When Oracle released their new (or not so new) program to offer credits on support contracts on June 22nd, a lot was left unsaid. One could question that the migration of dollars is heavily weighted towards Oracle and not the client. After all, Support is Oracle’s bread and butter – a whopping 96% profit! So why give up such a lucrative cash cow? Is it the need to capture more cloud dollars to pad financial statements? Is it to further hold hostage unused support dollars so they cannot be cancelled?
Cloud is a particularly prickly subject for Oracle – Client adoption hasn’t been without issue as documented with aggressive sales tactics and using audits to generate cloud revenues. Clients have a ton of options with 3rd Party Cloud and Oracle is feeling the heat from this competition. SLC’s prospective, Oracle’s program is not new in the sense that Oracle has offered such concessions in the past in different forms including License Shelving and License Terminations without penalties. Just like these older programs, the support credits most likely go away if you switch from Oracle to another cloud provider. Is this really a good incentive for a client? In the example of the ULA client, is it really “saving” $500k in support costs if you have to purchase $1.5 M in net new cloud offerings? What happens when that ULA comes up for renewal? If the customer cancels, does that credit go away or are they locked in?

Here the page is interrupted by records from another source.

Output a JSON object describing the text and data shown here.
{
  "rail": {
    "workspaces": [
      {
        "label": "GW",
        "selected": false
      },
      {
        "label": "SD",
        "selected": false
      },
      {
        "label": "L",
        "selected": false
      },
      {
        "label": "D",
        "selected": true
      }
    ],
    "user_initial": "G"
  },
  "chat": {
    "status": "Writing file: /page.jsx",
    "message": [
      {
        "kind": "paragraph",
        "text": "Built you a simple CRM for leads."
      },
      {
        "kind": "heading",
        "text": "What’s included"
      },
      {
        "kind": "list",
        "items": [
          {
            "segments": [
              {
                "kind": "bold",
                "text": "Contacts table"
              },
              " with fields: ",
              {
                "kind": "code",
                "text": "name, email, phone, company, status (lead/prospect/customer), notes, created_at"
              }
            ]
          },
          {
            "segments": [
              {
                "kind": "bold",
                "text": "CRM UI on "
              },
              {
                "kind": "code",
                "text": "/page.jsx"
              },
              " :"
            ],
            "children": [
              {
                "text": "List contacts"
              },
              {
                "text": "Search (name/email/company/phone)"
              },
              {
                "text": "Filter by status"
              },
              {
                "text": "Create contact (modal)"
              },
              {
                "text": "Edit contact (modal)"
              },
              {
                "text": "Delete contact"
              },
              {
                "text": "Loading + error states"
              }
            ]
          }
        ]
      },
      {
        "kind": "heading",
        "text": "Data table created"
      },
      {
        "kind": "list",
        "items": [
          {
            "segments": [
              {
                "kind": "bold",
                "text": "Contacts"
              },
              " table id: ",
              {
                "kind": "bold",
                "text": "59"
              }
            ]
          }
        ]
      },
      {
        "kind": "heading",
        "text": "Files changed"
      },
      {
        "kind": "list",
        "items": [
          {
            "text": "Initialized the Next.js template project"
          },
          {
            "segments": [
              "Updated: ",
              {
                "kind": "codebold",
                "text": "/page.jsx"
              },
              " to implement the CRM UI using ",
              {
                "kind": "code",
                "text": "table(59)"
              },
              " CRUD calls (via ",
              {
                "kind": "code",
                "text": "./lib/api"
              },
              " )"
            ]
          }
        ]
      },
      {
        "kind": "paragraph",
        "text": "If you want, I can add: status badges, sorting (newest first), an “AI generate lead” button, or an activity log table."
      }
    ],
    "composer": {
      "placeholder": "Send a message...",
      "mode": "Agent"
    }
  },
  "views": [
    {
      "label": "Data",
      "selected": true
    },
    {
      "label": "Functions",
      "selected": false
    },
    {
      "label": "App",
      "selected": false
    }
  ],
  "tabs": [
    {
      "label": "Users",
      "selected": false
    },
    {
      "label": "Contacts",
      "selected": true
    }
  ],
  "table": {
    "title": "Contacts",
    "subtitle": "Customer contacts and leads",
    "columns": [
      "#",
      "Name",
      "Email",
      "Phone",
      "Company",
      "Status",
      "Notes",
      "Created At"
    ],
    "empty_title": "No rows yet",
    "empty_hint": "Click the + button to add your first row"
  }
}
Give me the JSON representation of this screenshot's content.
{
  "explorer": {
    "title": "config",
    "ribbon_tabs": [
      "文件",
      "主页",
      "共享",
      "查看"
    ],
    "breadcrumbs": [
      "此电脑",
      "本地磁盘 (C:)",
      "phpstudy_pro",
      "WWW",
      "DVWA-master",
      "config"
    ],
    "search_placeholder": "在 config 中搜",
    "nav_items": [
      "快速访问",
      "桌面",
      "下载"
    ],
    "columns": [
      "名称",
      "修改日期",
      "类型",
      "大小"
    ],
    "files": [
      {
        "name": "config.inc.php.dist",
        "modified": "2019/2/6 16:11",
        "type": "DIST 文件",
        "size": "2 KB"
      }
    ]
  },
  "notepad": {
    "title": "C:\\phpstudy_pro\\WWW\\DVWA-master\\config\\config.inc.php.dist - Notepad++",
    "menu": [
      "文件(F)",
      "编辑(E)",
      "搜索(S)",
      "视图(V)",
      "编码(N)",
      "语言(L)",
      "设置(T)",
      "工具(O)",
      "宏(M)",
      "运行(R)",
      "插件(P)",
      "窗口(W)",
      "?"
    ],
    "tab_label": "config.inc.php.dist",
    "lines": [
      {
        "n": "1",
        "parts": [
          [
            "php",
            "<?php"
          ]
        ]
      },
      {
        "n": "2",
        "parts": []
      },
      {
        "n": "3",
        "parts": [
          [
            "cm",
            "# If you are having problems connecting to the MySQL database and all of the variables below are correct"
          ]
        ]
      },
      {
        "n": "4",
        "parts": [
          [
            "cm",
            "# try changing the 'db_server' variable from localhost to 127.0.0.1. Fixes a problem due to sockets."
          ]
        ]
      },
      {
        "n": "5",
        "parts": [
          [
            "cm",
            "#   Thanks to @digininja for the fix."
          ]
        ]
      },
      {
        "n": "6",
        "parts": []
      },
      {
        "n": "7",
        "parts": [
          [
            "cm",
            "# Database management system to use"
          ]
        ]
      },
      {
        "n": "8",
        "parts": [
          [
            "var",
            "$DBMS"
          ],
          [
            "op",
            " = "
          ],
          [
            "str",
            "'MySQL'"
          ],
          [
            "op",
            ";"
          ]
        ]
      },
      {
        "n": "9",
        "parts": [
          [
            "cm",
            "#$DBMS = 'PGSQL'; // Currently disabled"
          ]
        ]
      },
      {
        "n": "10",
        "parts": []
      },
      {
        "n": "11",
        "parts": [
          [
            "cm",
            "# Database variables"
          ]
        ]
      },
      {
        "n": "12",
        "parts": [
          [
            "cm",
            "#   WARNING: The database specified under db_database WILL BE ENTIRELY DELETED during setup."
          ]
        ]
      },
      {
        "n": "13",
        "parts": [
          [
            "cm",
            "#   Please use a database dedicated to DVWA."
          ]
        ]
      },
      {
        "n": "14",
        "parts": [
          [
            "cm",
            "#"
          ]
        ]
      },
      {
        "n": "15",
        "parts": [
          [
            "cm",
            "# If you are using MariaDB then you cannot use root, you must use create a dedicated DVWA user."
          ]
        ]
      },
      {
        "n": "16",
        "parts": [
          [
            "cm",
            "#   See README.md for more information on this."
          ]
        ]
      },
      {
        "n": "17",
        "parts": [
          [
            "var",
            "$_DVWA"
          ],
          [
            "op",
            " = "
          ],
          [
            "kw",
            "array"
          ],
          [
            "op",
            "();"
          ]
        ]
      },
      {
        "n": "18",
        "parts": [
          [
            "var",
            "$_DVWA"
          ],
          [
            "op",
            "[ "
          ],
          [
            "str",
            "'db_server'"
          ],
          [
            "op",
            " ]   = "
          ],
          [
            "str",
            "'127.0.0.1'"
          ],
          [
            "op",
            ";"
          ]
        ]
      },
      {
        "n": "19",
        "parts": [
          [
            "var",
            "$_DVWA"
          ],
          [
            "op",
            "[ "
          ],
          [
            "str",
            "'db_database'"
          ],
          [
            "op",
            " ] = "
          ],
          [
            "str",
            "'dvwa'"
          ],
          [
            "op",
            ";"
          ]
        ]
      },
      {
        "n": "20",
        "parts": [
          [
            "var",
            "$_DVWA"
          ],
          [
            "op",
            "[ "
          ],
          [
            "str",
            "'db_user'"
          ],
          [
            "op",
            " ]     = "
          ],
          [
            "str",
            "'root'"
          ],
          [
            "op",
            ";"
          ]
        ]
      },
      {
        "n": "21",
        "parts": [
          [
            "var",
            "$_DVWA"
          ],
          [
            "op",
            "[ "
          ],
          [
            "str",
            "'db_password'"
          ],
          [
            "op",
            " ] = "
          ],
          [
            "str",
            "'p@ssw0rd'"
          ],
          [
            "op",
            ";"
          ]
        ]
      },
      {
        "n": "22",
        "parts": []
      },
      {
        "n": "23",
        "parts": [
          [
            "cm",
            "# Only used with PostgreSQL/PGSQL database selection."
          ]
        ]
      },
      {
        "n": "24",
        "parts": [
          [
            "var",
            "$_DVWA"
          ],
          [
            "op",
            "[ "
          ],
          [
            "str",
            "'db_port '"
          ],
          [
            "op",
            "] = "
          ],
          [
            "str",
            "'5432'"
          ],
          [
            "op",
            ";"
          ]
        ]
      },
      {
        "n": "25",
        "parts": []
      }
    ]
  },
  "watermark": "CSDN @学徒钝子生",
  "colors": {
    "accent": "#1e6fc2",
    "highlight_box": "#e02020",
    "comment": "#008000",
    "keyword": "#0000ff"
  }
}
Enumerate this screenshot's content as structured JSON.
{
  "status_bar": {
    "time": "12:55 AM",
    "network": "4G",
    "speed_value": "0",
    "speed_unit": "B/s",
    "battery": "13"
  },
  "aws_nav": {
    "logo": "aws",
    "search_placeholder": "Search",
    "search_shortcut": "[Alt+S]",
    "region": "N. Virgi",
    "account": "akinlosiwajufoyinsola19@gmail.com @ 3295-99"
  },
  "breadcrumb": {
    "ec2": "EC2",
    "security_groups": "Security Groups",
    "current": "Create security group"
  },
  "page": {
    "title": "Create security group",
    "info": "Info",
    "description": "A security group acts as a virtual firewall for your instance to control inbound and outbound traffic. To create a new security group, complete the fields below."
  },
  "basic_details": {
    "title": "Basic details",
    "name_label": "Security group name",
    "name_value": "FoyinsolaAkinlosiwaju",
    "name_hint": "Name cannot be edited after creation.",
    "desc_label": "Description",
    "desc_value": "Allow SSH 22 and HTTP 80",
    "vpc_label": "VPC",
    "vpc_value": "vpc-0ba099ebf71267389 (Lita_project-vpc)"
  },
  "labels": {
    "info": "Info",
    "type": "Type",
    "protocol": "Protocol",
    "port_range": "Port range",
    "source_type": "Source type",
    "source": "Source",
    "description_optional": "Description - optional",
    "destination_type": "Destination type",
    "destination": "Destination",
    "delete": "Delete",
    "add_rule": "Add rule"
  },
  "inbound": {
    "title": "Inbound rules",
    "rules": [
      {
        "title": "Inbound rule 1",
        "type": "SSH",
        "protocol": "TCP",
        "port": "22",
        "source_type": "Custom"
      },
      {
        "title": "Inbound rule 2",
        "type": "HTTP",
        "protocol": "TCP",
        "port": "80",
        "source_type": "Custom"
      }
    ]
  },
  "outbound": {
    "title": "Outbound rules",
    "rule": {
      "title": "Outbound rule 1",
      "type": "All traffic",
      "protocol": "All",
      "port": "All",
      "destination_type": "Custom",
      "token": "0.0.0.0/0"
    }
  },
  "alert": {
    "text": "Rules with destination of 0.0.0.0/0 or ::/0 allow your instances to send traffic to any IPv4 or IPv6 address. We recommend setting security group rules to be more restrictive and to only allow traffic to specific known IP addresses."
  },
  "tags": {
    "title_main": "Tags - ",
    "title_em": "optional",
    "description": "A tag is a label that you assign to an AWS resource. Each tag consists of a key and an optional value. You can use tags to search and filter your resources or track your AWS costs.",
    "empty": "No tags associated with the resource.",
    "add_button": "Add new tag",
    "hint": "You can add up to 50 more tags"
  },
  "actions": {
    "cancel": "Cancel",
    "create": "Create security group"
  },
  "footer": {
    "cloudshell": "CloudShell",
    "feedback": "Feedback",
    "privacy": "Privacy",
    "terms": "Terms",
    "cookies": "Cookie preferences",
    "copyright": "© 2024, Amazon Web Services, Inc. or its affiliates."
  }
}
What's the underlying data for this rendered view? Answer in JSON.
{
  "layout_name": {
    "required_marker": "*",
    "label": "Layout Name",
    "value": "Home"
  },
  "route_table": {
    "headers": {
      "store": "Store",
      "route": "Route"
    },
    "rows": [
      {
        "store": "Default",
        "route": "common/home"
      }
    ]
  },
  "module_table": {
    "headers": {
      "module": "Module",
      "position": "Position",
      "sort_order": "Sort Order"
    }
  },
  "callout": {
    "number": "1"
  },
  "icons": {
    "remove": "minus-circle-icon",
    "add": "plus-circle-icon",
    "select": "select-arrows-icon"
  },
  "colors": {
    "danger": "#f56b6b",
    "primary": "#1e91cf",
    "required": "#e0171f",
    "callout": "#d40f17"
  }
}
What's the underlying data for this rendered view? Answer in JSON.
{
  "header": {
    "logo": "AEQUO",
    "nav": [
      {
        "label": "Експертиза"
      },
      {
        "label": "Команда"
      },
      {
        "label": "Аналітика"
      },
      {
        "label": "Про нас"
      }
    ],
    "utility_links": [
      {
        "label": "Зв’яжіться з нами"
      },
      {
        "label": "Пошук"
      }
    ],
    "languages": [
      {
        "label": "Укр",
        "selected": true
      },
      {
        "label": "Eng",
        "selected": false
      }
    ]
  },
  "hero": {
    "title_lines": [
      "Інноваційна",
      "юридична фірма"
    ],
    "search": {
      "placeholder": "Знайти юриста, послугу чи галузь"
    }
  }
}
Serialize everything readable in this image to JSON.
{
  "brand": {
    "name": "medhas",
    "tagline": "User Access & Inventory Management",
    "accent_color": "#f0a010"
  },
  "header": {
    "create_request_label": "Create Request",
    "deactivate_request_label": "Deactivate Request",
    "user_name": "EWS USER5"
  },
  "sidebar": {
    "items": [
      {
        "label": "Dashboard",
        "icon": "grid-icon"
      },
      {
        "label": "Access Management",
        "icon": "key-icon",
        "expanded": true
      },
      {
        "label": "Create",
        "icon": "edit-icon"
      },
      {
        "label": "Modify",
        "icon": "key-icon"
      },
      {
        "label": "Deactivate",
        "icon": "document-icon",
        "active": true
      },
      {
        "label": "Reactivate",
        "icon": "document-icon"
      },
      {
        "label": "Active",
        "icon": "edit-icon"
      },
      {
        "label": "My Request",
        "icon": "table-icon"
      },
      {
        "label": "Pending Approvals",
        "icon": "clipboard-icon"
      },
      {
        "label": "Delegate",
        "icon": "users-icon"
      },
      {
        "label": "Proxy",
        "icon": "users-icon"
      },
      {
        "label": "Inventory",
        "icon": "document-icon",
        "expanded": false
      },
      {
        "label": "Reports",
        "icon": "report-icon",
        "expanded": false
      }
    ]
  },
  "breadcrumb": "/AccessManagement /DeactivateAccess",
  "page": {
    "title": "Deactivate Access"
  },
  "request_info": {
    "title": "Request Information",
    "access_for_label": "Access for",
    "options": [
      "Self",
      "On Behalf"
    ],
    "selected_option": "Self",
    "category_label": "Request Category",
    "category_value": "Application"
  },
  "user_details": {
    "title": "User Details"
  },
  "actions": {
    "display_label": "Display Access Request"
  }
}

There are a lot of questions here that would need to be answered before anyone could claim it is a good deal for the clients. At SLC, we prefer to help clients cancel unused licenses and get out of the yoke that Oracle puts on clients with ULA’s. This offers clients an immediate savings versus simply an exchange of one cost for another higher one! It will be interesting to follow along here as clients evaluate the cost/benefit of the cloud credits and whether or not it truly saves them money.